À propos de cette édition
Résumé/Sommaire
Même les loups ont peur des Zogmes, ces créatures verticales prédatrices des autres Zogmes : ils traquent les loups, les capturent, les dressent ou les tuent, comme ils le font de toutes les autres créatures vivantes. Au reste, ils ont expliqué et donc asservi la nature tout entière, et ne craignent plus rien. Leur toute-puissance est telle que leur semence finit par métamorphoser tous ceux qui ont réussi à survivre tant bien que mal à leurs déprédations – et qui un jour s’éveillent en zogmes. Mais qu’advient-il le jour où tout a été transformé ? Un matin, même des agneaux n’ont plus peur.
Commentaires
Les lecteurs de Solaris se rappelleront peut-être deux textes d’André-Guy Robert publiés dans les numéros 60 et 61, « La Prison » et « La Gravité », textes qui se situaient dans ce « territoire de l’inquiétude » que la SF partage avec le fantastique et la littérature-tout-court par le biais d’une imagerie surréaliste, ou kafkaïenne, comme on l’avait dit avec raison à l’époque dans L’ASFFQ.
Cette nouvelle production d’André-Guy Robert indique que l’auteur continue à patrouiller dans le même territoire. Le court texte qu’il signe ici nous le montre aussi lorgnant du côté de la poésie : les phrases courtes séparées par un point mais qui pourraient aussi bien l’être par un retour à la ligne, le rythme haché, incantatoire, les répétitions avec variantes, toujours à quatre termes (comme les quatre éléments dans la philosophie antique ?), les images en raccourcis denses qui éclatent comme des flambées soudaines.
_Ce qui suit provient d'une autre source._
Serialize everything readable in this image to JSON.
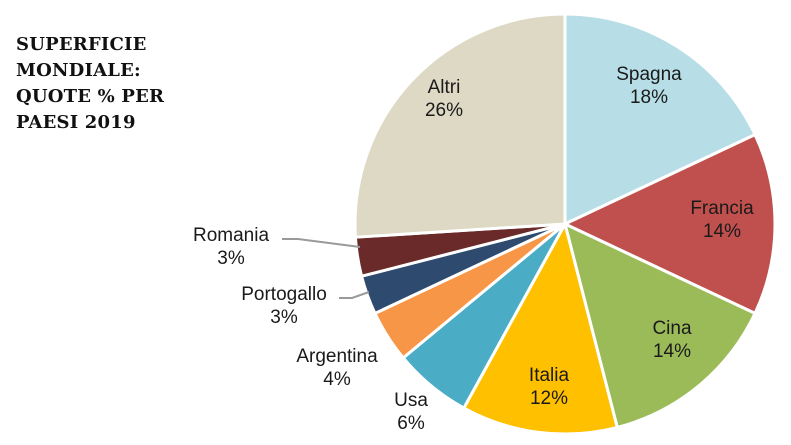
{
  "title_lines": [
    "SUPERFICIE",
    "MONDIALE:",
    "QUOTE % PER",
    "PAESI 2019"
  ],
  "chart_data": {
    "type": "pie",
    "title": "SUPERFICIE MONDIALE: QUOTE % PER PAESI 2019",
    "slices": [
      {
        "name": "Spagna",
        "value": 18,
        "label": "18%",
        "color": "#b7dde6"
      },
      {
        "name": "Francia",
        "value": 14,
        "label": "14%",
        "color": "#c0504d"
      },
      {
        "name": "Cina",
        "value": 14,
        "label": "14%",
        "color": "#9bbb59"
      },
      {
        "name": "Italia",
        "value": 12,
        "label": "12%",
        "color": "#ffc000"
      },
      {
        "name": "Usa",
        "value": 6,
        "label": "6%",
        "color": "#4bacc6"
      },
      {
        "name": "Argentina",
        "value": 4,
        "label": "4%",
        "color": "#f79646"
      },
      {
        "name": "Portogallo",
        "value": 3,
        "label": "3%",
        "color": "#2e4a6f"
      },
      {
        "name": "Romania",
        "value": 3,
        "label": "3%",
        "color": "#6b2a2a"
      },
      {
        "name": "Altri",
        "value": 26,
        "label": "26%",
        "color": "#ddd9c4"
      }
    ],
    "start": "12 o'clock",
    "direction": "clockwise",
    "legend": "none"
  }
}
Et, comme de la poésie, le texte est équivoque, doté de multiples voix, de multiples voies : de multiples sens. Ces Zogmes ravageurs, ce sont aussi bien les hommes de notre civilisation moderne dressés contre la nature que les ogres également universels des contes, passé, présent et futur rassemblés en un moment compact, lyrique et furieux… ou même encore les dogmes destructeurs des êtres comme des cultures.
Il serait possible, mais enfantin, de dresser un parallèle terme à terme entre ce texte et les déprédations écologiques précises qu’il attaquerait dans le « monde réel » : la réalité a, en fait, été ici fondue au creuset de l’imaginaire poétique, et ainsi transcendée – vers le bas, cependant. C’est du moins ce que me laisse à penser la dernière phrase du texte, nettement séparée du reste – on a passé une ligne et choisi le caractère gras – et que j’ai citée dans mon résumé : « Un matin, même des agneaux n’ont plus peur. » Le symbole de la faiblesse et de l’innocence, transformé en Zogme, n’a plus peur. Ce ne peut être une transformation positive… et que dire du substrat peut-être religieux de cette finale ? [ÉV]
- Source : L'ASFFQ 1993, Alire, p. 159-160.